Neman didn’t address his city’s alleged bagel-slicing tendencies and even accepted that First’s jokes about St. Louis pizza were funny. But going after toasted ravioli and gooey butter cake was apparently a bridge too far.
“It’s on,” he wrote.
Neman’s first target: Scrod, a staple of Boston cuisine, at least according to Wikipedia.
“The city is on the ocean, where it has access to literally the finest seafood in the world, and the best they can do is scrod?” he wrote.
Neman said scrod is “a fish with the absence of flavor” and noted its use as a catch-all term for various types of whitefish, usually cod or haddock.
“In Boston, they just cook up any old whitefish and call it scrod because, apparently, Bostonians can’t tell the difference,” he wrote.
Neman then turned his wrath toward the lobster roll — yes, seriously — an “idea that was imported from Maine or Connecticut,” which in fairness appears to be true. His next contention is more debatable.

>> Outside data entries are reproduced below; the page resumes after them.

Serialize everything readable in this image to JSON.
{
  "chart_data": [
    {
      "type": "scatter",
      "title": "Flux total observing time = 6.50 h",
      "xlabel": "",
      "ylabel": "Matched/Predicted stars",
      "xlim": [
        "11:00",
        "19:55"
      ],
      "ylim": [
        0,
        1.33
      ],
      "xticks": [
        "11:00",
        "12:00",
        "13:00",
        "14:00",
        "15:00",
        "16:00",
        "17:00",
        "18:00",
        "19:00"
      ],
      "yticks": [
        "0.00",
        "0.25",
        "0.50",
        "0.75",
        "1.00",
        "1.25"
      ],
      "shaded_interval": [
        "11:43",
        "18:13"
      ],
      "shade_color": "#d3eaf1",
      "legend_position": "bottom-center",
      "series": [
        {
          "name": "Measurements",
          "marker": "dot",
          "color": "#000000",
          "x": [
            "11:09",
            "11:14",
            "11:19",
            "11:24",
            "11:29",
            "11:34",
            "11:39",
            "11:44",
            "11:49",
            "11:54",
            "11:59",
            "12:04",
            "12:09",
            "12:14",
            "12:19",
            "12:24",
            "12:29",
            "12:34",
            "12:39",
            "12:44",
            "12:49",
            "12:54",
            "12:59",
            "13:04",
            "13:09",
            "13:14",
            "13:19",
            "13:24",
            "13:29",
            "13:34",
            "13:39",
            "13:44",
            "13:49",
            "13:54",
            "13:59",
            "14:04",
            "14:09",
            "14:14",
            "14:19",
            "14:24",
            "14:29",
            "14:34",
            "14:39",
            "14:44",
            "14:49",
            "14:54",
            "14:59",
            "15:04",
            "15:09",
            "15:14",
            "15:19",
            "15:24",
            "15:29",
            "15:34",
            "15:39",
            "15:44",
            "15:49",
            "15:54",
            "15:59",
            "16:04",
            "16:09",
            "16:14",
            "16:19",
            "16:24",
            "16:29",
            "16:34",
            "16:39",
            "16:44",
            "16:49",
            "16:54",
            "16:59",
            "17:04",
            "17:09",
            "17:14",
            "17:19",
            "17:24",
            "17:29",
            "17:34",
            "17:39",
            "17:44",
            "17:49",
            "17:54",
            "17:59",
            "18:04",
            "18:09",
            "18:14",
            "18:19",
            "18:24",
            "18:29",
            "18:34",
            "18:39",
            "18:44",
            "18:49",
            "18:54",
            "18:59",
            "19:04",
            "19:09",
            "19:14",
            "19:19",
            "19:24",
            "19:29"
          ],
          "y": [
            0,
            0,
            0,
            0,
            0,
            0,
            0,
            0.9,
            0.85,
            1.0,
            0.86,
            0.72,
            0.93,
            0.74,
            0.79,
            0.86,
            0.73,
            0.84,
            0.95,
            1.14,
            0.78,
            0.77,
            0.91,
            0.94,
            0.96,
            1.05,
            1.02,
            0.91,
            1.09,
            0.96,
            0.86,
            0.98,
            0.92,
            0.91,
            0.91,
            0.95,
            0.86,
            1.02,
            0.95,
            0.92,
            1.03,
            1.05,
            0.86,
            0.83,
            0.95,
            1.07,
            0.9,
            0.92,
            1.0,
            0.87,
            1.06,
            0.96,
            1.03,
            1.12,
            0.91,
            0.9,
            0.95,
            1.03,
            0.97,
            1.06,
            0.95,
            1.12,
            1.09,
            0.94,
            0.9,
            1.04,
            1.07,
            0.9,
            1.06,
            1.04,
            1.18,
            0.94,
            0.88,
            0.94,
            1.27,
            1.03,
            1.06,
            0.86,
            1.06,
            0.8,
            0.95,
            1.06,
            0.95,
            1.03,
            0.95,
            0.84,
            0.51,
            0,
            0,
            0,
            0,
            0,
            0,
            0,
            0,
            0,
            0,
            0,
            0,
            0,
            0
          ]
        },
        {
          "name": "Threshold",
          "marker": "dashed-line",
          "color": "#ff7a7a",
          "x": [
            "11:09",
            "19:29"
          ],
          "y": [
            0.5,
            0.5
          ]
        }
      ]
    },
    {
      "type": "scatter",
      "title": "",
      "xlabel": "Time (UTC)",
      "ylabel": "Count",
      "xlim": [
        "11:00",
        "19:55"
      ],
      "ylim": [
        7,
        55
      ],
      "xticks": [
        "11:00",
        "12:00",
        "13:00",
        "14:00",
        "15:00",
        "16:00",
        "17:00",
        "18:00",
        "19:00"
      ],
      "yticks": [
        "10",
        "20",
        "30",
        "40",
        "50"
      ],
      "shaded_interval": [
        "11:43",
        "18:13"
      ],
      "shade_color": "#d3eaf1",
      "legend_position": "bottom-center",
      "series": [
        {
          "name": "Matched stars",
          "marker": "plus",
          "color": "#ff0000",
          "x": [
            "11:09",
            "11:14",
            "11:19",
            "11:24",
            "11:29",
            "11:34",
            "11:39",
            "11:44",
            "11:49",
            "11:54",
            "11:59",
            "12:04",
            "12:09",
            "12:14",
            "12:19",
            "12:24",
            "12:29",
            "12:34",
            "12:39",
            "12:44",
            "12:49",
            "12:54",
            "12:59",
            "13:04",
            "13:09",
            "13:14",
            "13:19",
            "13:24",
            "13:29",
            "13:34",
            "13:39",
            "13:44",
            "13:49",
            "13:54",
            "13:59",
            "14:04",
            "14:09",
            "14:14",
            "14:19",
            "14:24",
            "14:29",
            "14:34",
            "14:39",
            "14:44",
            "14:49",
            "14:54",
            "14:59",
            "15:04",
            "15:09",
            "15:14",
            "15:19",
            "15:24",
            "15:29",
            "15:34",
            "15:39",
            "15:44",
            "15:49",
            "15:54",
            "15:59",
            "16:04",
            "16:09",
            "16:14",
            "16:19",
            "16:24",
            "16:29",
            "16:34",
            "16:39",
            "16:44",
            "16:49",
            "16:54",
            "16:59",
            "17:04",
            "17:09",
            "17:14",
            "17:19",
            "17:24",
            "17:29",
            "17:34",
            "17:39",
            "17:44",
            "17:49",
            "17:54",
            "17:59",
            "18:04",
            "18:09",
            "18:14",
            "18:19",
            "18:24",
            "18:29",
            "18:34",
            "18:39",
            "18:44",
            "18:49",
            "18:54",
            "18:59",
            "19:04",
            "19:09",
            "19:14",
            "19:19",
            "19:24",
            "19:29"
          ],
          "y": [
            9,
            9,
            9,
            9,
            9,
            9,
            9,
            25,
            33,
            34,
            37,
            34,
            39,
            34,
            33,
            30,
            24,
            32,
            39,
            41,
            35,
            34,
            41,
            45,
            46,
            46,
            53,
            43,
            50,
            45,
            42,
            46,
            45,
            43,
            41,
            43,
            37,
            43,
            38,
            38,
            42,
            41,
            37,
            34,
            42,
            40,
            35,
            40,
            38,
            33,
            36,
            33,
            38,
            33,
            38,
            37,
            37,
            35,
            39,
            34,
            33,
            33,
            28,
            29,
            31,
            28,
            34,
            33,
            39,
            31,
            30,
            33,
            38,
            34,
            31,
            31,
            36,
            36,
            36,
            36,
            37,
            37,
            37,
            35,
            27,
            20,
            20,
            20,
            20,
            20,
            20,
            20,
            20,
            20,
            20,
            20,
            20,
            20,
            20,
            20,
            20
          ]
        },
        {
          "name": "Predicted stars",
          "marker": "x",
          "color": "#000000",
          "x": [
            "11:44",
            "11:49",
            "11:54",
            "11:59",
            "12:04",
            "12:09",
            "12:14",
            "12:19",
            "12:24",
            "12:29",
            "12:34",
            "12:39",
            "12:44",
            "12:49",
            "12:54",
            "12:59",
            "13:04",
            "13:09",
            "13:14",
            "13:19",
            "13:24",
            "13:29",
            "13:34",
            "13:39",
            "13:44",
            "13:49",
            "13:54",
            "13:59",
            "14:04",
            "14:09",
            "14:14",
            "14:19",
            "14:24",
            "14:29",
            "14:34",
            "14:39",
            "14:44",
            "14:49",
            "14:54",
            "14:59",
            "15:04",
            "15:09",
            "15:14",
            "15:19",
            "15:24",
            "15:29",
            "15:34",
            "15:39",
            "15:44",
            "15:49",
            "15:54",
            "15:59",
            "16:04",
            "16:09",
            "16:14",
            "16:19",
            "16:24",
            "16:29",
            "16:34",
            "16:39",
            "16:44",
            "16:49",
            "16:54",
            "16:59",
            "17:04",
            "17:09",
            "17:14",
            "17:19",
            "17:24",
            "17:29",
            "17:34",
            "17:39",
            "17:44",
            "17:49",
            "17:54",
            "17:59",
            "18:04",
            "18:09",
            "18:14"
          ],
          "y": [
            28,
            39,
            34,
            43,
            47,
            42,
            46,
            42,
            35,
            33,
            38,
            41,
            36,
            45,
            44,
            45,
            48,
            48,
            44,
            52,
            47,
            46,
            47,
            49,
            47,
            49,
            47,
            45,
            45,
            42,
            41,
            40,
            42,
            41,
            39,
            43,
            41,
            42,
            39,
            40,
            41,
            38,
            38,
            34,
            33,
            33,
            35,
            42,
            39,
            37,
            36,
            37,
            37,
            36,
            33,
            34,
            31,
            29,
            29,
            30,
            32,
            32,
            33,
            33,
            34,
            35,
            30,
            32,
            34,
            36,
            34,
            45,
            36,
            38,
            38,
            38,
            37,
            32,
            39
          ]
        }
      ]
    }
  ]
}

“A lobster roll is just a lobster sandwich served with either mayo (Maine) or butter (Connecticut) on a mis-sliced hot dog bun,” Neman wrote. “You get more roll than lobster with a lobster roll, which means it is a waste of perfectly good lobster.”

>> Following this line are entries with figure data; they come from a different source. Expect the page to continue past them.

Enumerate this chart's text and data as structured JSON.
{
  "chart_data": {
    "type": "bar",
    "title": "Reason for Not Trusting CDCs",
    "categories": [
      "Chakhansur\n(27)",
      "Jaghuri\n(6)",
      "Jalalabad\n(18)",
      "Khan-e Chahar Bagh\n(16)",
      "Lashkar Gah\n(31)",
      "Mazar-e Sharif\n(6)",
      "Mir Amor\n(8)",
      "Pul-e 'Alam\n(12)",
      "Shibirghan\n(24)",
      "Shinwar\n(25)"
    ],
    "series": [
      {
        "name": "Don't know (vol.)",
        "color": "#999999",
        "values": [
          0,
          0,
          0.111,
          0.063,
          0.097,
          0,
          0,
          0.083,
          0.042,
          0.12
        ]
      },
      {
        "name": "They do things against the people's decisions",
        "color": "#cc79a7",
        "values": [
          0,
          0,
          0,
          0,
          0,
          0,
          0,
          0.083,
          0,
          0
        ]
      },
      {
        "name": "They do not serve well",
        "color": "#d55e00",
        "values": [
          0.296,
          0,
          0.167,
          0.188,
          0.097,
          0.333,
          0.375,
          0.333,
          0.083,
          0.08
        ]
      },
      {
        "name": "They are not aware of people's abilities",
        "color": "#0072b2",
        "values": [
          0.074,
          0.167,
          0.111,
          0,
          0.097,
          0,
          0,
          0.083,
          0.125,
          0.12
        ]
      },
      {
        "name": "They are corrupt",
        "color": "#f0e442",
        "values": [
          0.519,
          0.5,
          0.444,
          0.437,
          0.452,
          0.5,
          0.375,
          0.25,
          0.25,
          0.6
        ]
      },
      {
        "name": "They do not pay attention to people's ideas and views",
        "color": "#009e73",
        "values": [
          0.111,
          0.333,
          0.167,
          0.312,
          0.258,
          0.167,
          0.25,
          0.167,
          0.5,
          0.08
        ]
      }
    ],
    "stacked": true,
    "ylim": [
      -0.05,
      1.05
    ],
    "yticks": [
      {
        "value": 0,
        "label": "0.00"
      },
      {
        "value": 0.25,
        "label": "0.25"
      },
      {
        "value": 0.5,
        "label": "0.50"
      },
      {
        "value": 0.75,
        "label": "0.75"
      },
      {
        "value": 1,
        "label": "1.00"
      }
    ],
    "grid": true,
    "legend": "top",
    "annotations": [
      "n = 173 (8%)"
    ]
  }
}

Neman turned up the heat even more when it came to Boston’s beer.
“Of course, Boston is known for Sam Adams, the best beer named for a terrorist (let’s face it, that’s what he was),” he wrote, apparently referring to the Sons of Liberty’s at-times violent efforts to undermine British rule of the American colonies.
Left unmentioned are the more recently acclaimed local breweries, from Trillium to Night Shift, that draw beer drinkers to the Boston area. Instead, Neman dialed in on Sam Adams and how it compares with St. Louis’s own Anheuser-Busch and the “the most popular beer in America, Bud Light.”

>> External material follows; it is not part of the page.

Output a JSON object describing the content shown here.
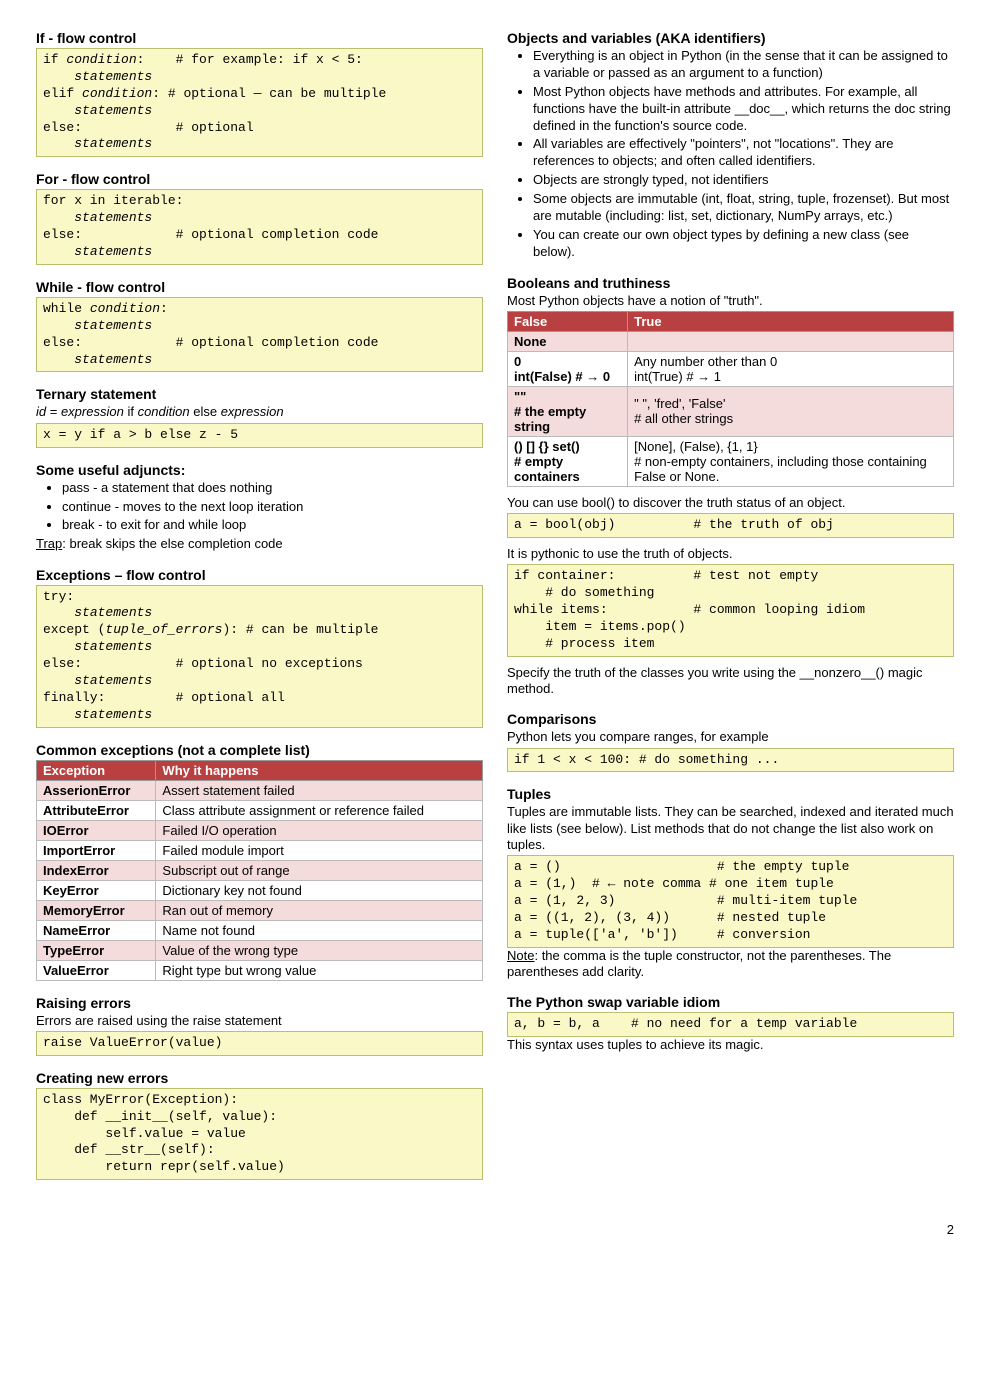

“The St. Louis brewery alone accounts for 13 million barrels a year — that’s better than three times the entire output of quaint little Sam Adams,” he wrote.
Is this an argument for quantity over quality? OK. And again, left unmentioned is the fact that Anheuser-Busch was bought out by a Belgian brewer more than a decade ago.
Finally, Neman roasted a few more classic Boston foods — even though, as First wrote, one could go “years” without seeing any of these supposed local staples on a menu (“when Durgin-Park closed, it took half our dishes out with it”). No matter, Newman dug in:
What other foods does Boston call its own? Well, they have their famous baked beans. But what are baked beans? They’re just beans that have been baked.
First, they soak the beans overnight, then they simmer them for a couple of hours, then they add super-fancy ingredients (ketchup, mustard, molasses, bacon) and then they bake them for another four hours. It takes 20 hours to make them, and what do you end up with?
Beans.
Nor is the Boston Cream Pie any more impressive. First acknowledges that it’s not even pie, but she fails to mention that it is just two bland layers of yellow cake on either side of vanilla pudding, with a thin layer of chocolate on top to try to fool you into thinking it’s worth eating.
According to Neman, Parker House rolls are “nice,” but pale in comparison to St. Louis’s particular brand of spicy potato chips — as does clam chowder to their sausage and barbecue.
“It all comes down to this,” Neman wrote. “Boston was founded by the British; St. Louis was founded by the French. Whose cuisine would you rather eat?”
In this case, it may actually matter how you slice it.